Mode of Normalization

Adit · September 22, 2017, 9:26am

Hii,
I am handling paired end metagenomic datasets. I have generated RMA files for taxonomic analysis for all datasets. I have taken read counts in LCA algorithm. For comparision of all datasets i have used normalized counts and ignored all unassigned reads. Please let me know the mode of normalization done in megan while comparing all the datasets.

Daniel · September 22, 2017, 1:54pm

Normalization is achieved as follows:
for each sample S, and each class C, report |C|/|S| *m,

where |C| is the count for the class in S, |S| is the total count assigned for sample |S| and m is the minimum size of any of the samples.

So, basically, normalize to the smallest sample size

Adit · September 25, 2017, 12:44pm

Thank you, sir, for your reply. As I have previously mentioned that I have ignored unassigned read count while comparing my all datasets, still I need to know the m which is the smallest sample size has involved unassigned reads or not.

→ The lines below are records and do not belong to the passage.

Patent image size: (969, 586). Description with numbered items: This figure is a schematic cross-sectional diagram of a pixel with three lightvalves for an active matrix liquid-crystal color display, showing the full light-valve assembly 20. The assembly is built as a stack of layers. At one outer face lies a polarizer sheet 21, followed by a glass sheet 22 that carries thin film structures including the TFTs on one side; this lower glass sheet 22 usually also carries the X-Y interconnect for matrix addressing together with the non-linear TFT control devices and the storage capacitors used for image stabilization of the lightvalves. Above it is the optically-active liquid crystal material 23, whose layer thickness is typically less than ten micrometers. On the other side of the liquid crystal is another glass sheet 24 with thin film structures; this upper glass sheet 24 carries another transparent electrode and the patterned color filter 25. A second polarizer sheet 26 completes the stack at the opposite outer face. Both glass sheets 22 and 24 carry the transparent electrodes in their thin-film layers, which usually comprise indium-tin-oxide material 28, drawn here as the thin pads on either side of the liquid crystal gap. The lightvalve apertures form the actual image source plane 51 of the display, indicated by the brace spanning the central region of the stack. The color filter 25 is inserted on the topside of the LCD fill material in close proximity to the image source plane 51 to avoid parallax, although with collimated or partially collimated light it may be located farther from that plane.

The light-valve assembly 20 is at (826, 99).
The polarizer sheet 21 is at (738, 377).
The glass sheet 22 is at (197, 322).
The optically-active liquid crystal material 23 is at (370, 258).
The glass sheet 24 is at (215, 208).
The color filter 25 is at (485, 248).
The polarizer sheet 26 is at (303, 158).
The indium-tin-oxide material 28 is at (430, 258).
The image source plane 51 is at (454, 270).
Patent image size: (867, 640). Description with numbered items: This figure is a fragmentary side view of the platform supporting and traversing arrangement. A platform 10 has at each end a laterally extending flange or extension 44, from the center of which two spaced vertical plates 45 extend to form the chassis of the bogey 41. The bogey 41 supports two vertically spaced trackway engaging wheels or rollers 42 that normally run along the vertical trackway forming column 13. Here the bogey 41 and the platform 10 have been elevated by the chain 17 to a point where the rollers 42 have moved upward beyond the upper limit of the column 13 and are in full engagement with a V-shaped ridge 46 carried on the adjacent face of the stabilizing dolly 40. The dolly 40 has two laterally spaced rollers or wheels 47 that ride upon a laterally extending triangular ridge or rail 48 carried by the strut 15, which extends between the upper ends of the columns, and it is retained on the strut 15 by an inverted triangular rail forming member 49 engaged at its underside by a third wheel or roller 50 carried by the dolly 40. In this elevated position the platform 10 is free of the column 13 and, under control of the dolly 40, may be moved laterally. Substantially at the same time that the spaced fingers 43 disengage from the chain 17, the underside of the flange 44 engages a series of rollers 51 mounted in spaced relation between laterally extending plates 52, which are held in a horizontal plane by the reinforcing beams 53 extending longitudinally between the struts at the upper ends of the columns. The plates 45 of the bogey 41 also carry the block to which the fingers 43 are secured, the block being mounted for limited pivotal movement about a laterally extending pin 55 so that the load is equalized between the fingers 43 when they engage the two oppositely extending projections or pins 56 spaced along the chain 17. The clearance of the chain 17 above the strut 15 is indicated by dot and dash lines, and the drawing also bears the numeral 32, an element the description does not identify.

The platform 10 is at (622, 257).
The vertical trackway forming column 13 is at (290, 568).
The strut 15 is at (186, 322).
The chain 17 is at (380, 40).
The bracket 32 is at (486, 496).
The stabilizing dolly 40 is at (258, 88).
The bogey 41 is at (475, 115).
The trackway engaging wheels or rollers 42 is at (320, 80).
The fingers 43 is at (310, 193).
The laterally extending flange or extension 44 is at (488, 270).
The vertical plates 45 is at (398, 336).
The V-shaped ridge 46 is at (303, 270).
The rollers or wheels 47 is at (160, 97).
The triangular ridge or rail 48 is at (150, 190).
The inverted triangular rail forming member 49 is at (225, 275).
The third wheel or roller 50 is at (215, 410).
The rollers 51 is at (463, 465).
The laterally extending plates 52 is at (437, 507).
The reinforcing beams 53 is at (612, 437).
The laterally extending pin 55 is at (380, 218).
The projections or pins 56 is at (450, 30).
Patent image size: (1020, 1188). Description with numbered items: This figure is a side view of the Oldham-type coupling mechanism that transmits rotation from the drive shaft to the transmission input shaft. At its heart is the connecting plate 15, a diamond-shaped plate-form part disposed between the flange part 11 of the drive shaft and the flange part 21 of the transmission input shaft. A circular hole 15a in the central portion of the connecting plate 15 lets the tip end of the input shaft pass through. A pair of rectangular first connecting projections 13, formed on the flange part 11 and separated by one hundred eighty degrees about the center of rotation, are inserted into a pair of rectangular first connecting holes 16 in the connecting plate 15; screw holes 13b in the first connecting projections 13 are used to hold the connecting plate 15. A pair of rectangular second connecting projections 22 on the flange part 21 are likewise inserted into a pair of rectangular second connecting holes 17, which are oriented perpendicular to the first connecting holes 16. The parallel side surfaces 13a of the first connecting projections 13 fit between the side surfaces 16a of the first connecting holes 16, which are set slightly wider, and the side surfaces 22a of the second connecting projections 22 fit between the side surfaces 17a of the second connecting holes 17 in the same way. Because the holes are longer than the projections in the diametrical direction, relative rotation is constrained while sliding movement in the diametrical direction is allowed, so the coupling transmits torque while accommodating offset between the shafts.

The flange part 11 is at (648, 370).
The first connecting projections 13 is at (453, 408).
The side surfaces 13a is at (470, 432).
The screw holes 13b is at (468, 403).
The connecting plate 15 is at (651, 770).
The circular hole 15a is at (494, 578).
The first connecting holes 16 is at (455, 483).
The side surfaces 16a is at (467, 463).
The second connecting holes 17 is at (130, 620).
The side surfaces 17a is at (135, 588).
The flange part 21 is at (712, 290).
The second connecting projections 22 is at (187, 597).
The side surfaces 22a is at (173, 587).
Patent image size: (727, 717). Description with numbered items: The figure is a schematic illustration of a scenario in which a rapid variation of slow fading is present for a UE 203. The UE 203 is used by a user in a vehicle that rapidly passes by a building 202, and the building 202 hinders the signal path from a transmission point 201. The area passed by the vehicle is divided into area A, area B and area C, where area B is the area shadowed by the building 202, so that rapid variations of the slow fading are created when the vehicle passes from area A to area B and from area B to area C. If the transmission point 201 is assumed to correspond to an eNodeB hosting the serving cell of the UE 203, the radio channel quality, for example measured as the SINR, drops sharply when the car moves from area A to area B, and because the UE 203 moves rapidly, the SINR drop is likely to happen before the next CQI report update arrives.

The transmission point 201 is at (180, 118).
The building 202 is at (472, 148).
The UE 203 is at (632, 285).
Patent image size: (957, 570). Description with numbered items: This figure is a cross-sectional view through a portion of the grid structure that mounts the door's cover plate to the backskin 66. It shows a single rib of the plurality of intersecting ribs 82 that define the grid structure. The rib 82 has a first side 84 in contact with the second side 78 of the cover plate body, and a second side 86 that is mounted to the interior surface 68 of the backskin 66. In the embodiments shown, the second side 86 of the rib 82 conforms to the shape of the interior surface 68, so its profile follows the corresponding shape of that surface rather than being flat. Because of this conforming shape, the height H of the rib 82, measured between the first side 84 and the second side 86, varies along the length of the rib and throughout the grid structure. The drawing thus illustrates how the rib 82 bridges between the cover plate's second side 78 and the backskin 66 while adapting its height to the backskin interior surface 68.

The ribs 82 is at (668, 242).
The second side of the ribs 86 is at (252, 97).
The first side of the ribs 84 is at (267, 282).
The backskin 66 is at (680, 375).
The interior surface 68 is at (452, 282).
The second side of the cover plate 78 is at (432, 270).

Daniel · September 27, 2017, 2:45am

If you select ignore unassigned then normalization is respect to (the smallest number of) assigned reads only, otherwise normalize is respect to (the smallest number of) all reads.

Adit · February 12, 2018, 12:15pm

Hii Daniel,
As in previous version of MEGAN (MEGAN version 3) , you have provided option to ignore “No hits” as well as “Not Assigned” while comparing multiple samples. I want to ask in MEGAN 6 only option is given for to ignore “Not Assigned” why not “No hits” or i assume that along with “Not assigned” it also ignore “No hits”. This is very important please reply ASAP.
Thank you so much.

Daniel · February 12, 2018, 3:33pm

“Not assigned” also excludes no hits as well.

Adit · February 13, 2018, 4:49am

Thank you so much Daniel.

KING · February 26, 2018, 12:57pm

Hii Daniel
May i know after doing normalization manually by above mentioned formula , how can read counts converted into percentage.